Перед ними, на песке, валялся ворох разноцветных шкурок: белых, черных, красных, –всяких.
– Вроде наших креветок, только сочней и костей много…
Жена протяжно и раскатисто рыгнула: – Все, больше не могу. Губы жжет и в зубах кожуры полно…
Муж вскочил и убежал в темноту, – смешные жуки за ним. Вернулся и вручил ей крошечный белый зонтик на палочке.
– Их тут полно понатыкано. – деловито сказал он и принялся ковырять палочкой в зубах, сплевывать по сторонам.
– Давайте собираться?
– Обожди, посидим еще. Красота такая…
– А хозяева наши так и не явились…
– Да насрать…
Когда зарево костра погасло, они собрали в темноте вещи, папаша вскинул на закорки сонного малыша и, грузно подпрыгивая, они выбрались на лужайку. И обомлели.
– Аа! Это что ж такое? – вздохнула женщина.

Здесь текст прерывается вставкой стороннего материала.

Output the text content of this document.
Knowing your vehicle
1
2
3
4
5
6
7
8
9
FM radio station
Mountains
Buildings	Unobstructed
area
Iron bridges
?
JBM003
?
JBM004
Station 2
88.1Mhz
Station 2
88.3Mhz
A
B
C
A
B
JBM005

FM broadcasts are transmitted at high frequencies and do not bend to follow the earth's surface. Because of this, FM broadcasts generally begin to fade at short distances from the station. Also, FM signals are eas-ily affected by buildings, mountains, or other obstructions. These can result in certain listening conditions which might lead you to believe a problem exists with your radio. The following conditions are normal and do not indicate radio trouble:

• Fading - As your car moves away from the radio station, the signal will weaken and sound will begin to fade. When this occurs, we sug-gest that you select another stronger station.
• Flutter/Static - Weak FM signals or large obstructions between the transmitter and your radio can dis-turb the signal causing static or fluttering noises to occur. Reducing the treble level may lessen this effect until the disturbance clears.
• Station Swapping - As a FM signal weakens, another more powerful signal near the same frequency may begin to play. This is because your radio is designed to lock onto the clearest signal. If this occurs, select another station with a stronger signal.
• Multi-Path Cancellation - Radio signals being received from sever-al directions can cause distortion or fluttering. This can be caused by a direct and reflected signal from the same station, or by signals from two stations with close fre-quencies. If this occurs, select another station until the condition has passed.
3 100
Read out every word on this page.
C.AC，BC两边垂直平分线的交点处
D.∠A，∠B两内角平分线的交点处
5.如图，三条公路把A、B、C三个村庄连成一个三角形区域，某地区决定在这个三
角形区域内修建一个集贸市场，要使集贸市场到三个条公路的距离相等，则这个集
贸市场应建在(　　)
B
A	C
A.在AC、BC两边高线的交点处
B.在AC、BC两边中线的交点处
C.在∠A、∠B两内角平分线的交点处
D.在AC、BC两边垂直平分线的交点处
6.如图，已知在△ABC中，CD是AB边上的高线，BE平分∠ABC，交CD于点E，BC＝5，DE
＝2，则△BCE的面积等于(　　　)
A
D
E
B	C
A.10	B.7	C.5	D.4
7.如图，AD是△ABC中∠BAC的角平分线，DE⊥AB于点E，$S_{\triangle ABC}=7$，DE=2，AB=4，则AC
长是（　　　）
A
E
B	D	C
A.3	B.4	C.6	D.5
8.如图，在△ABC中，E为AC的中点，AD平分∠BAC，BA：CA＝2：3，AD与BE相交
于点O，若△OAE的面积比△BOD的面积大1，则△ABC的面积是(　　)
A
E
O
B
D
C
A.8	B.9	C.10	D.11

Под звездным небом, вдали, всюду, куда хватало достать взору, были разбросаны ореолами светящиеся в ночи пятна. Одни пятна были огромные и так ярко светили, что зарево полыхало над ними. Другие были совсем крошечные и тускло мерцали в ночи. Меж пятнами тянулись переплетения странных тоненьких нитей, едва- едва светящихся, по ним словно пульсировал свет – туда-сюда. Это было необычайно красиво и ни на что не похоже.
Она протяжно застонала от восторга: – Дорогой, это же … просто сказка! Я никогда подобного не видела.
Мужика вдруг осенило.
– Да это же муравейники! Это сколько же их здесь! И строят они их поверху. Вот тупые насекомые.
Восторженно ахающие, охающие они запрыгали к машине.
Там взмыленный папаша ссадил с плеч ребенка и устало облизал длиннющим языком губы, нос, глаза, заодно и взмокшую бурую лысину. Встал, вылупился, уперев ласты в жирные бока – по-хозяйски оглядел волшебные окрестности. Ловко плюнул в назойливых жуков. В один попал. Тот смолк, словно ему залепили жужжало слизью и не раздумывая спикировал, – красиво вспыхнул неподалеку.
Жена восхищенно приговаривая укладывала пожитки.
– А кто же тебе приглашение прислал? – спросила она.
– Аа. Ха-ха! Тут чуднАя история. Лежу я давеча в гамаке, мошек ловлю. Вдруг вижу – звезда падает, и прямо к нам на задний двор. Искал я ее, искал. Так бы и ползал, пока не догадался смотаться за увеличителем к профессору. Нашел. Крохотулечка какая-то. На зуб попробовал – твердая и холодная. Я опять к нему, может купит? Он же собирает всякое гавно с неба.
Старый жаб ее разобрал под увеличителем, а там пластиночка блестящая, а на ней карта звездная и вроде приглашения записано, да еще с музыкой.
– Чудеса!
– Да. Я быстренько смекнул что к чему, пообещал хрычу мух подкинуть на зиму, но чтоб он ни гу-гу по болоту, а сам забрал пластиночку и домой.
– А что ж это было?
– Он что-то мне травил-травил, но ты знаешь, я не силен в этих делах. Название только запомнил.
– Ну?
– Во…вояр. Не… А, во как – Вояджер один.
– А что это?
– Понятия не имею.
С этими словами, гигантские бородавчатые жабы, протяжно попердывая и урча, полезли в исполинский космолет. Папаша рассадил по креслам команду и прежде чем задраить люк, высунулся наружу, с треском сморкнулся на триста писят земных метров, и громко проквакал, словно хотел чтобы услыхали неведомые, любезные до идиотизма, хозяева этого сущего рая:
– А мы дачу здесь захуярим! И всем семейством на лето сюда. Да!